Eponimi in medicina

In medicina si fa (e, ancor più, si è fatto) un ampio uso degli eponimi. Banalmente, questi sono denominazioni fondate sul nome di uno scienziato; più precisamente (il solito insostituibile Serianni) “unità polirematiche in cui un termine generico è accompagnato dal nome di uno scienziato”.1

Il termine deriva dal greco epónymos, cioè sopra (epi-) il nome (ónyma).

Sono moltissime le malattie eponimiche (malattia di Alzheimer, malattia di Parkinson, sindrome di Ménière…), ma eponimi si hanno in abbondanza in anatomia (ansa di Henle, organo spirale di Corti…), istologia (apparato di Golgi…), semeiotica (segno di Babinsky…), metodologia diagnostica (la conta di Addis…), chirurgia (le varie metodiche secondo…) e in altri contesti ancora.

Molto spesso, specie per la denominazione delle malattie, gli eponimi venivano usati quando queste non erano sufficientemente chiare ed erano quindi il solo possibile criterio di inquadramento nosologico.2 E, a riprova di ciò, una volta che la malattia veniva meglio identificata la sua denominazione eponimica veniva meno (anemia di Cooley, ora beta-talassemia major; sindrome di Down, cui oggi si tende a preferire trisomia 21…). Come dire che il progresso delle conoscenze ha oscurato l’uso di alcuni eponimi e fatto giustizia di altri.2 Certo, con le malattie eponimiche si può percorrere la storia e l’evoluzione della medicina, e l’argomento è pertanto affascinante.

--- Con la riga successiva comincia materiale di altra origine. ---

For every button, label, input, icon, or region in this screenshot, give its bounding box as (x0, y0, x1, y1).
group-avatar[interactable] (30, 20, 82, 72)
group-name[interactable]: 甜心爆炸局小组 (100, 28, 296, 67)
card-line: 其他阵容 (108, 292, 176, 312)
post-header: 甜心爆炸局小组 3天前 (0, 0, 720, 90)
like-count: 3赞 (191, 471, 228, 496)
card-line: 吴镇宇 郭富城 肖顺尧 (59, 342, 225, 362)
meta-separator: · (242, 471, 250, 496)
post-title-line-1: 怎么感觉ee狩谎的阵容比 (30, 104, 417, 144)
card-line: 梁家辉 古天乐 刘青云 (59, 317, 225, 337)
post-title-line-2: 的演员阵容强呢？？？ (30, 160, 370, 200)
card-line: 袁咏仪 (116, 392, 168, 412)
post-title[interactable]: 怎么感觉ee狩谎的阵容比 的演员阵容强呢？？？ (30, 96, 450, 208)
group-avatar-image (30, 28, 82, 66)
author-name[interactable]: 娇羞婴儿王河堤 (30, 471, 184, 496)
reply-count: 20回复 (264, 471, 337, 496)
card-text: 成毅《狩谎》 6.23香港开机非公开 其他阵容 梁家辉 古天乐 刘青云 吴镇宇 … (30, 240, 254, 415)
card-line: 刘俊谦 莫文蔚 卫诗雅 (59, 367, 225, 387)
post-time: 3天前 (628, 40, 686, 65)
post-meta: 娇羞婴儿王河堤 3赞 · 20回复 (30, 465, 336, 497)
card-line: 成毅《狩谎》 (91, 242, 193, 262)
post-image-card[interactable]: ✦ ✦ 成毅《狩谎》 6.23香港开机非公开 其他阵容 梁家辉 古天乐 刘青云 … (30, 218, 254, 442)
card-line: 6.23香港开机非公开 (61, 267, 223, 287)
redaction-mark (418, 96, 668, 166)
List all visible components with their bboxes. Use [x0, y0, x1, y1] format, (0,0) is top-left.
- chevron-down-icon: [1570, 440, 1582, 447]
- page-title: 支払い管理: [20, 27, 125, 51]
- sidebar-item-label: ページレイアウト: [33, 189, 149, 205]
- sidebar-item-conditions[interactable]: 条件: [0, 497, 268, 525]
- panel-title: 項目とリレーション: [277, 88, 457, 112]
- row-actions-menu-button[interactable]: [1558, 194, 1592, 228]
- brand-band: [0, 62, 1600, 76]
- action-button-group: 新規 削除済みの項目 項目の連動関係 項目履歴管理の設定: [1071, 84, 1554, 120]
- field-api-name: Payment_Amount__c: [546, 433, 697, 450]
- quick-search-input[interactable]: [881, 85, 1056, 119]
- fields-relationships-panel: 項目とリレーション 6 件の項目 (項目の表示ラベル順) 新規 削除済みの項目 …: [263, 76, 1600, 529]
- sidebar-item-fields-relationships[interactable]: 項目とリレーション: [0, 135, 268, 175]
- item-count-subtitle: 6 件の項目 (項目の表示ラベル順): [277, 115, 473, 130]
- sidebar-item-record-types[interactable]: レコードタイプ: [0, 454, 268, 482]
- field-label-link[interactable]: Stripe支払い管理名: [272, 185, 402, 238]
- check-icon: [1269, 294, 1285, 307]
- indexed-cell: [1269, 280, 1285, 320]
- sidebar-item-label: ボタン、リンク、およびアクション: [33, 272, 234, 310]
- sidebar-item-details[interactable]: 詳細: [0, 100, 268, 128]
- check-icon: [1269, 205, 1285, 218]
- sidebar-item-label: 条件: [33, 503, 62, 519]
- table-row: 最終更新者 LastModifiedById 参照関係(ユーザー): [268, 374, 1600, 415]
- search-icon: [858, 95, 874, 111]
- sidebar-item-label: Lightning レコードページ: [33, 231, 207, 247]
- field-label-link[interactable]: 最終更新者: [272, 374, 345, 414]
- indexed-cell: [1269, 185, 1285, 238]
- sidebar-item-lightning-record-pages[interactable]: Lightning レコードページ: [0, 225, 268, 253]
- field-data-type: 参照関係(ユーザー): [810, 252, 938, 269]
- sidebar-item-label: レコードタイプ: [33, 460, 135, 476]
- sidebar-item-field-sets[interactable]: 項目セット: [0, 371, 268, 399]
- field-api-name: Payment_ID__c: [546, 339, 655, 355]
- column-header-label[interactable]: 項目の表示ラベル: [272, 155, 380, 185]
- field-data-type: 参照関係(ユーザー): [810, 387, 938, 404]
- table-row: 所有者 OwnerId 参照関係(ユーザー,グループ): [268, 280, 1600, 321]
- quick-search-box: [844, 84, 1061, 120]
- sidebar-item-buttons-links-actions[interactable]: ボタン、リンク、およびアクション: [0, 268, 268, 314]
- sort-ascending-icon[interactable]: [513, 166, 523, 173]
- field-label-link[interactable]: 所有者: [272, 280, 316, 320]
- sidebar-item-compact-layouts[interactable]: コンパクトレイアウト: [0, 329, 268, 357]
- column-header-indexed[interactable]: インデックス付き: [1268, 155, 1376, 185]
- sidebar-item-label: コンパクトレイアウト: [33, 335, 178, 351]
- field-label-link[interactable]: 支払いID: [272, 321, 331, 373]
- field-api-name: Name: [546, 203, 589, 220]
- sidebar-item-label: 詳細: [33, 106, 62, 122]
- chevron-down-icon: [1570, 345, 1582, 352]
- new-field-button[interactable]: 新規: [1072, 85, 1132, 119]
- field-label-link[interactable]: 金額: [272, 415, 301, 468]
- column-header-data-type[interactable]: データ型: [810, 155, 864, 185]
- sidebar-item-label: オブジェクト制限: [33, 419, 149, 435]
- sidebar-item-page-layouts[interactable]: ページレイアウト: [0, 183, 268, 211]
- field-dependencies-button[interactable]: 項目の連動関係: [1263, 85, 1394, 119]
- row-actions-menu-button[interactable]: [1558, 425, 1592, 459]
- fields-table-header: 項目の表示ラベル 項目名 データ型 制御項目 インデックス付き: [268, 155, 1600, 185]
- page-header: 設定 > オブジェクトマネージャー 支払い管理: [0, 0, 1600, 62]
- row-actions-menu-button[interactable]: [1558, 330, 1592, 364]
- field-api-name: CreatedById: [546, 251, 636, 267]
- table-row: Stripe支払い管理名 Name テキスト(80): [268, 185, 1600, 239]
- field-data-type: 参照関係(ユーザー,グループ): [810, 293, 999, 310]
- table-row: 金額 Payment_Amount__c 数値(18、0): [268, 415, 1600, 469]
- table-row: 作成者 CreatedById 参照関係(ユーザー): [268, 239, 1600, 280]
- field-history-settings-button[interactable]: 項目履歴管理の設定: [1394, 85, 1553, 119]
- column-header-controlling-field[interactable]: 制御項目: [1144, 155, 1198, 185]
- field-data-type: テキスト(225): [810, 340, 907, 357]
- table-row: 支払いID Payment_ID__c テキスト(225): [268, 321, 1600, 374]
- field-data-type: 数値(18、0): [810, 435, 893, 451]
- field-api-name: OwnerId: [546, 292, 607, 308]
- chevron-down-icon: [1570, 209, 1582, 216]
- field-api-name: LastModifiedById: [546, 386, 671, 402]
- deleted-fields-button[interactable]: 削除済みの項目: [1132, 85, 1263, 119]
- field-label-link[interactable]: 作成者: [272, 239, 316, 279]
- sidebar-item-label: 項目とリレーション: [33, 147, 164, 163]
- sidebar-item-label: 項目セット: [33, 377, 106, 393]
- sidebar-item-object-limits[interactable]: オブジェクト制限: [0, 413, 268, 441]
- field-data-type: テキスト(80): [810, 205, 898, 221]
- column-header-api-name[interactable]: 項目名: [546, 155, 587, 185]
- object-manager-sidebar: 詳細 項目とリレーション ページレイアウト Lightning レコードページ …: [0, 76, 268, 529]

Vi sono anche sostantivi derivati da un nome proprio (termini “deonomastici”), come le dita ippocratiche (o ippocratismo digitale), la röntgenterapia (da W. C. Röntgen), lo schwannoma (neurinoma, da T. Schwann).1

In alcune occasioni, il nome che accompagna il termine generico non è di uno scienziato, ma viene dalla letteratura. Ecco allora la sindrome di Pickwick (dal Circolo Pickwick, di Dickens) per definire le caratteristiche cliniche di obesità, sonnolenza diurna, apnee notturne, proprie del protagonista del romanzo. Oppure il bovarismo (per definire quell’atteggiamento psicologico in cui si confondono fantasie e realtà) che prende la sua origine dall’opera Madame Bovary, di Gustave Flaubert. Oppure, la sindrome di Stendhal, che consiste in un’affezione psicosomatica che provoca tachicardia, capogiro, vertigini, confusione e allucinazioni in soggetti messi al cospetto di opere d’arte di straordinaria bellezza: lo scrittore francese Stendhal ne fu personalmente colpito durante il suo Grand Tour effettuato nel 1817 (“Ero giunto a quel livello di emozione dove si incontrano le sensazioni celesti date dalle arti ed i sentimenti appassionati. Uscendo da Santa Croce, ebbi un battito del cuore, la vita per me si era inaridita, camminavo temendo di cadere”).

Per oggi ci fermiamo qui, ma con il prossimo articolo torneremo sull’origine dei nomi delle malattie, perché il tema è davvero molto interessante. Almeno per me… e per voi, lettori?

  1. Serianni Luca. Un treno di sintomi. I medici e le parole: percorsi linguistici nel passato e nel presente, Milano, Garzanti, 2005.
  2. Bonessa Camillo. Dizionario delle malattie eponimiche. Milano, Raffaello Cortina Editore, 1999. (Nell’immagine dell’articolo, un dettaglio della copertina.)